In this thesis work, we propose a Weighted Time State Neural Network (WTSNN) for phoneme recognition and a neural network architecture for phoneme-based isolated word recognition and obtain their performance. States of TSNN is to reflect temporal structure of phonemic features. However, the contribution of each state to phoneme recognition varies state to state, we propose a new algorithm called weighted TSNN in which each state is weighted according to the effect on recognition performance. Weights of network can also be obtained by learning multi-layer perceptron at the top of TSNN.
In recognizing initial stop consonants in syllables, the proposed algorithm yields better performance results over the conventional Time Delay Neural Network (TDNN) and Time State Neural Network (TSNN) algorithms by 8% and 6%, respectively, in a speaker independent mode.
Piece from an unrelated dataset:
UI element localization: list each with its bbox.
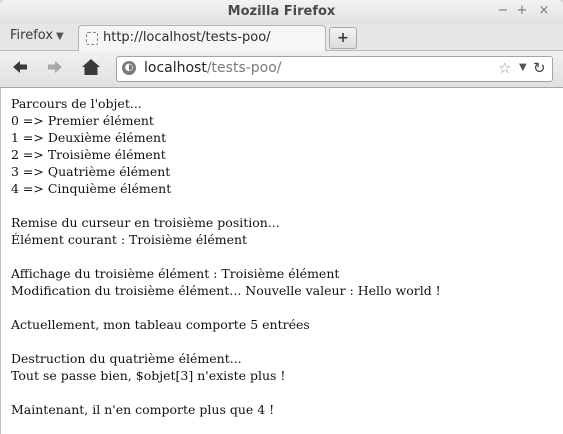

For the phoneme-based isolated word recognition, we propose an architecture based on TDNN and TSNN. The weighted TSNN or TSNN has higher phoneme recognition rates than TDNN. However, with the TSNN architecture alone, we can not spot phonemes in speech signal. The proposed phoneme recognition architecture combines the phoneme spotting ability of TDNN and the higher recognition performance of TSNN. Using this architecture, we can reduce the lerning time and obtain recognition rates comparable to those of large TDNN architecture with increased hidden nodes.
From computer simulation results on speaker dependent phoneme-based Korean digit recognition, we obtain the recognition accuracies of 80.95% and 96.0% for phoneme recognition and word recognition, respectively using the conventional TDNN architecture. For the proposed architecture, we obtain the recognition rates of 86.67% and 96.0% for phoneme and word recognition respectively. The proposed architecture requires less computation time than the large TDNN in the learning phase.